‘A new way of doing research’: Indigenous communities and U of A allies partner to support family, women and children’s well-being
Showing moms-to-be how to sew a moss bag, a pair of tiny beaver fur mitts or a ribbon blanket for their babies, Elder Beverly Tourangeau’s heart lifts.
As they journey into parenthood guided by traditional Indigenous knowledge, she sees how the young women in her northern Alberta community of Fort Chipewyan light up as they reconnect with their cultures.
“They are so proud that they sewed something for their baby. You can just see it in their faces, hear it in their voices, and I know it is something they are going to keep and pass on,” says Tourangeau, a member of the Athabasca Chipewyan First Nation.
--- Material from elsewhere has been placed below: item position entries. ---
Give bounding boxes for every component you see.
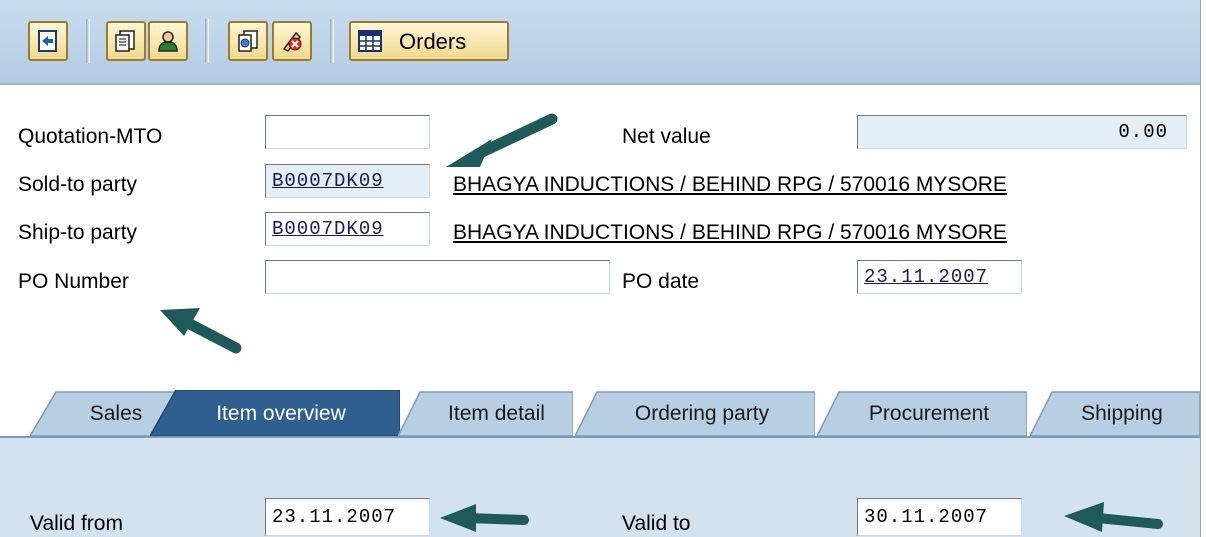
ship-to-address: BHAGYA INDUCTIONS / BEHIND RPG / 570016 … <box>453 221 1007 244</box>
annotation-arrow-icon <box>1064 502 1163 532</box>
delete-edit-icon <box>282 31 302 52</box>
net-value-field[interactable]: 0.00 <box>857 115 1187 149</box>
document-flow-button[interactable] <box>228 21 268 61</box>
valid-from-input[interactable]: 23.11.2007 <box>265 498 430 536</box>
net-value-amount: 0.00 <box>1118 121 1168 143</box>
tab-ordering-party[interactable]: Ordering party <box>575 390 815 436</box>
document-flow-icon <box>238 30 258 52</box>
tab-item-detail[interactable]: Item detail <box>398 390 573 436</box>
toolbar-separator <box>205 19 209 63</box>
orders-button[interactable]: Orders <box>349 21 509 61</box>
table-grid-icon <box>358 30 382 52</box>
sold-to-label: Sold-to party <box>18 173 138 196</box>
po-number-label: PO Number <box>18 270 129 293</box>
partner-button[interactable] <box>148 21 188 61</box>
valid-from-label: Valid from <box>30 512 123 535</box>
valid-to-input[interactable]: 30.11.2007 <box>857 498 1022 536</box>
window-edge <box>1200 0 1206 537</box>
application-toolbar: Orders <box>0 0 1200 85</box>
ship-to-input[interactable]: B0007DK09 <box>265 212 430 246</box>
document-header-button[interactable] <box>106 21 146 61</box>
toolbar-separator <box>330 19 334 63</box>
tab-procurement[interactable]: Procurement <box>817 390 1027 436</box>
partner-person-icon <box>158 31 178 52</box>
annotation-arrow-icon <box>446 113 558 167</box>
sold-to-address: BHAGYA INDUCTIONS / BEHIND RPG / 570016 … <box>453 173 1007 196</box>
annotation-arrow-icon <box>160 308 242 354</box>
item-overview-panel: Valid from 23.11.2007 Valid to 30.11.200… <box>0 436 1200 537</box>
delete-button[interactable] <box>272 21 312 61</box>
po-date-input[interactable]: 23.11.2007 <box>857 260 1022 294</box>
quotation-label: Quotation-MTO <box>18 125 163 148</box>
annotation-arrow-icon <box>440 504 529 532</box>
ship-to-label: Ship-to party <box>18 221 138 244</box>
po-date-label: PO date <box>622 270 700 293</box>
po-number-input[interactable] <box>265 260 610 294</box>
document-header-icon <box>115 30 135 52</box>
tab-shipping[interactable]: Shipping <box>1030 390 1200 436</box>
display-document-button[interactable] <box>28 21 68 61</box>
sold-to-input[interactable]: B0007DK09 <box>265 164 430 198</box>
quotation-input[interactable] <box>265 115 430 149</box>
net-value-label: Net value <box>622 125 711 148</box>
display-document-icon <box>38 30 57 52</box>
orders-button-label: Orders <box>399 29 467 54</box>
toolbar-separator <box>86 19 90 63</box>
sales-document-window: Orders Quotation-MTO Net value 0.00 Sold… <box>0 0 1200 537</box>
tab-item-overview[interactable]: Item overview <box>150 390 400 436</box>
valid-to-label: Valid to <box>622 512 691 535</box>
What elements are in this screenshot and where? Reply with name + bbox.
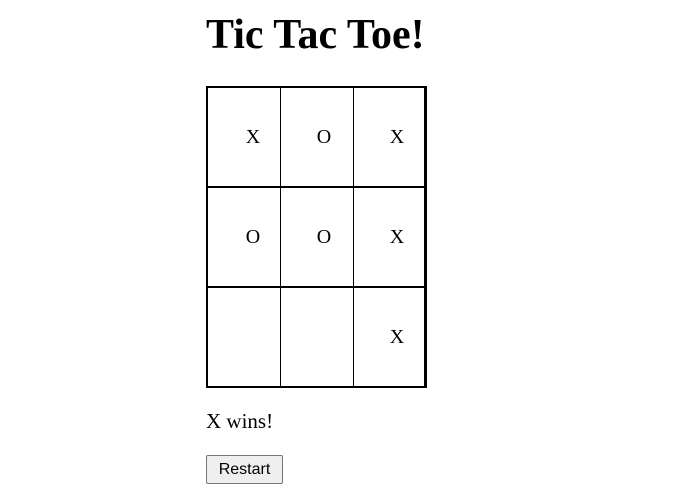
game-status: X wins! xyxy=(206,409,274,433)
board-cell-r2-c1[interactable]: O xyxy=(208,188,281,288)
cell-mark: X xyxy=(389,126,405,148)
restart-button[interactable]: Restart xyxy=(206,455,283,484)
board-cell-r3-c2[interactable] xyxy=(281,288,354,386)
page-title: Tic Tac Toe! xyxy=(206,12,425,58)
game-board: X O X O O X X xyxy=(206,86,427,388)
board-cell-r2-c2[interactable]: O xyxy=(281,188,354,288)
board-cell-r1-c2[interactable]: O xyxy=(281,88,354,188)
board-cell-r3-c1[interactable] xyxy=(208,288,281,386)
board-cell-r2-c3[interactable]: X xyxy=(354,188,425,288)
cell-mark: X xyxy=(389,226,405,248)
cell-mark: X xyxy=(245,126,261,148)
cell-mark: O xyxy=(316,126,332,148)
board-cell-r3-c3[interactable]: X xyxy=(354,288,425,386)
board-cell-r1-c1[interactable]: X xyxy=(208,88,281,188)
cell-mark: O xyxy=(316,226,332,248)
cell-mark: X xyxy=(389,326,405,348)
board-cell-r1-c3[interactable]: X xyxy=(354,88,425,188)
cell-mark: O xyxy=(245,226,261,248)
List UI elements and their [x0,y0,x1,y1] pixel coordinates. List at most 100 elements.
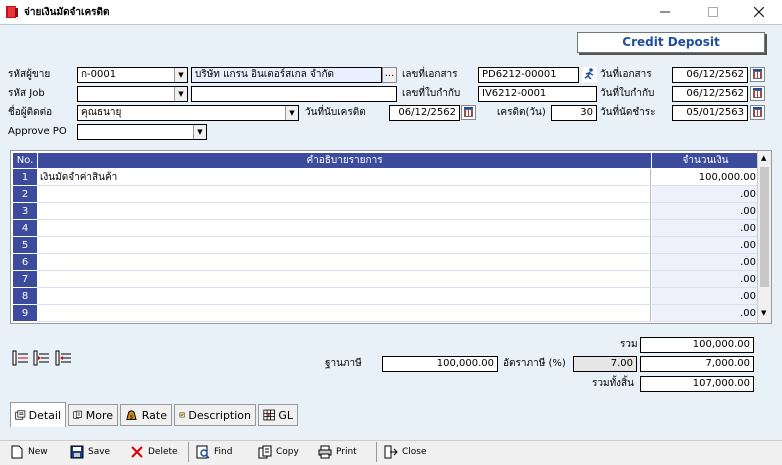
rate-icon: $ [126,410,137,421]
insert-row-icon[interactable] [12,350,30,366]
tab-detail[interactable]: Detail [10,402,66,427]
minimize-button[interactable] [642,0,688,24]
tab-rate[interactable]: $ Rate [120,404,172,426]
chevron-down-icon[interactable]: ▼ [285,106,298,120]
detail-grid[interactable]: No. คำอธิบายรายการ จำนวนเงิน 1 เงินมัดจำ… [10,150,772,324]
row-number[interactable]: 4 [13,220,37,237]
title-bar: จ่ายเงินมัดจำเครดิต [0,0,782,24]
close-button[interactable] [736,0,782,24]
grid-header-amount[interactable]: จำนวนเงิน [652,153,759,168]
doc-date-field[interactable]: 06/12/2562 [672,67,748,83]
tax-base-field[interactable]: 100,000.00 [382,356,498,372]
row-amount[interactable]: .00 [652,254,759,271]
maximize-button[interactable] [690,0,736,24]
tab-more[interactable]: More [68,404,118,426]
row-desc[interactable] [38,305,651,322]
tax-rate-field[interactable]: 7.00 [573,356,637,372]
app-icon [6,6,18,18]
row-desc[interactable] [38,254,651,271]
credit-days-field[interactable]: 30 [551,105,597,121]
job-name-field[interactable] [191,86,397,102]
job-code-label: รหัส Job [8,88,45,99]
delete-button[interactable]: Delete [130,443,178,461]
row-desc[interactable] [38,220,651,237]
row-amount[interactable]: .00 [652,288,759,305]
credit-days-label: เครดิต(วัน) [497,107,546,118]
new-button[interactable]: New [10,443,48,461]
row-amount[interactable]: .00 [652,271,759,288]
due-date-label: วันที่นัดชำระ [600,107,656,118]
row-number[interactable]: 2 [13,186,37,203]
job-code-combo[interactable]: ▼ [77,86,188,102]
credit-start-field[interactable]: 06/12/2562 [389,105,460,121]
scroll-up-icon[interactable]: ▲ [761,154,766,162]
due-date-calendar-button[interactable] [750,105,765,120]
delete-x-icon [131,446,143,458]
scrollbar-thumb[interactable] [760,167,769,287]
chevron-down-icon[interactable]: ▼ [193,125,206,139]
tab-label: More [85,408,113,422]
row-amount[interactable]: .00 [652,305,759,322]
row-amount[interactable]: .00 [652,237,759,254]
detail-icon [15,410,26,420]
row-amount[interactable]: .00 [652,186,759,203]
supplier-code-combo[interactable]: ก-0001 ▼ [77,67,188,83]
supplier-browse-button[interactable]: ... [382,67,397,83]
row-number[interactable]: 3 [13,203,37,220]
invoice-date-calendar-button[interactable] [750,86,765,101]
grid-header-no[interactable]: No. [13,153,37,168]
append-row-icon[interactable] [33,350,51,366]
grid-vertical-scrollbar[interactable]: ▲ ▼ [757,151,771,323]
tax-base-label: ฐานภาษี [325,358,362,369]
copy-button[interactable]: Copy [258,443,299,461]
window-title: จ่ายเงินมัดจำเครดิต [24,7,110,18]
scroll-down-icon[interactable]: ▼ [761,309,766,317]
row-amount[interactable]: 100,000.00 [652,169,759,186]
supplier-code-label: รหัสผู้ขาย [8,69,51,80]
row-number[interactable]: 8 [13,288,37,305]
supplier-code-value: ก-0001 [81,69,117,80]
tab-label: GL [278,408,293,422]
save-button[interactable]: Save [70,443,110,461]
doc-no-label: เลขที่เอกสาร [402,69,458,80]
doc-no-field[interactable]: PD6212-00001 [478,67,579,83]
close-form-button[interactable]: Close [384,443,427,461]
credit-start-calendar-button[interactable] [461,105,476,120]
due-date-field[interactable]: 05/01/2563 [672,105,748,121]
credit-deposit-button[interactable]: Credit Deposit [577,32,765,53]
row-desc[interactable]: เงินมัดจำค่าสินค้า [38,169,651,186]
find-button[interactable]: Find [196,443,232,461]
row-number[interactable]: 7 [13,271,37,288]
chevron-down-icon[interactable]: ▼ [174,68,187,82]
tab-description[interactable]: Description [174,404,256,426]
calendar-grid-icon [464,109,473,117]
row-amount[interactable]: .00 [652,220,759,237]
printer-icon [318,445,332,459]
grid-header-desc[interactable]: คำอธิบายรายการ [38,153,651,168]
row-desc[interactable] [38,237,651,254]
tab-label: Detail [28,408,61,422]
row-amount[interactable]: .00 [652,203,759,220]
print-button[interactable]: Print [318,443,357,461]
tab-gl[interactable]: GL [258,404,298,426]
row-desc[interactable] [38,288,651,305]
row-number[interactable]: 5 [13,237,37,254]
description-icon [179,412,185,418]
row-number[interactable]: 9 [13,305,37,322]
contact-combo[interactable]: คุณธนายุ ▼ [77,105,299,121]
row-desc[interactable] [38,271,651,288]
doc-date-calendar-button[interactable] [750,67,765,82]
row-desc[interactable] [38,203,651,220]
total-field: 100,000.00 [640,337,754,353]
running-man-icon[interactable] [582,67,597,82]
row-number[interactable]: 1 [13,169,37,186]
calendar-grid-icon [753,71,762,79]
invoice-date-field[interactable]: 06/12/2562 [672,86,748,102]
tax-amount-field[interactable]: 7,000.00 [640,356,754,372]
invoice-no-field[interactable]: IV6212-0001 [478,86,597,102]
row-desc[interactable] [38,186,651,203]
chevron-down-icon[interactable]: ▼ [174,87,187,101]
approve-po-combo[interactable]: ▼ [77,124,207,140]
delete-row-icon[interactable] [55,350,73,366]
row-number[interactable]: 6 [13,254,37,271]
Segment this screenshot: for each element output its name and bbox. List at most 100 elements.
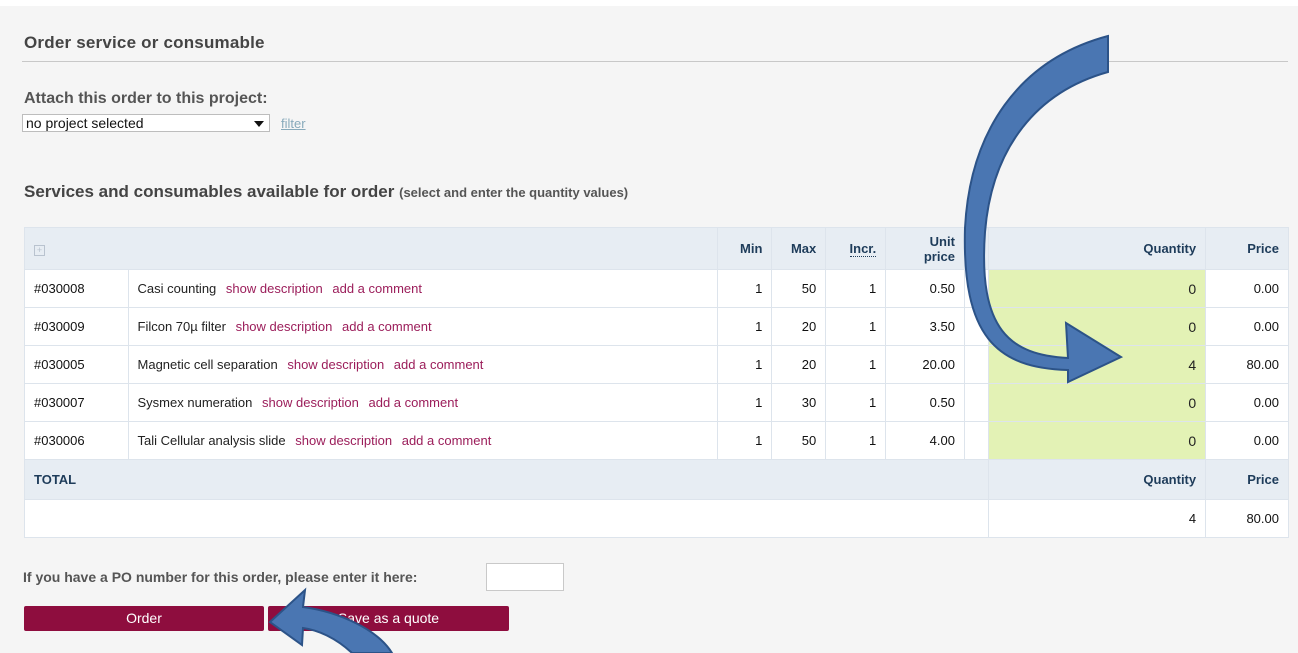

That meaningful experience is just one way she and other elders have been guiding Indigenous families for the past five years, through a mentorship program co-designed by the Fort Chipewyan community and University of Alberta health researchers.
Called the Elders Mentoring Program, it also helps expecting families access support as they leave their remote communities in the Regional Municipality of Wood Buffalo to give birth at the nearest hospitals in Fort McMurray or Edmonton. And when the families return home and begin to care for their babies, the elders continue to offer cultural guidance on everything from bathing to feeding.
That support builds the young women’s confidence in who they are, Tourangeau says.
“We are bringing back the old culture of the way things used to be, and that helps them in their pride as First Nations ladies.”
Now, the work of Tourangeau and her fellow workers in the program will be expanded to support moms and their families from other communities in Wood Buffalo, as part of a new long-term project focused on improving health and wellness for Indigenous families, women and children.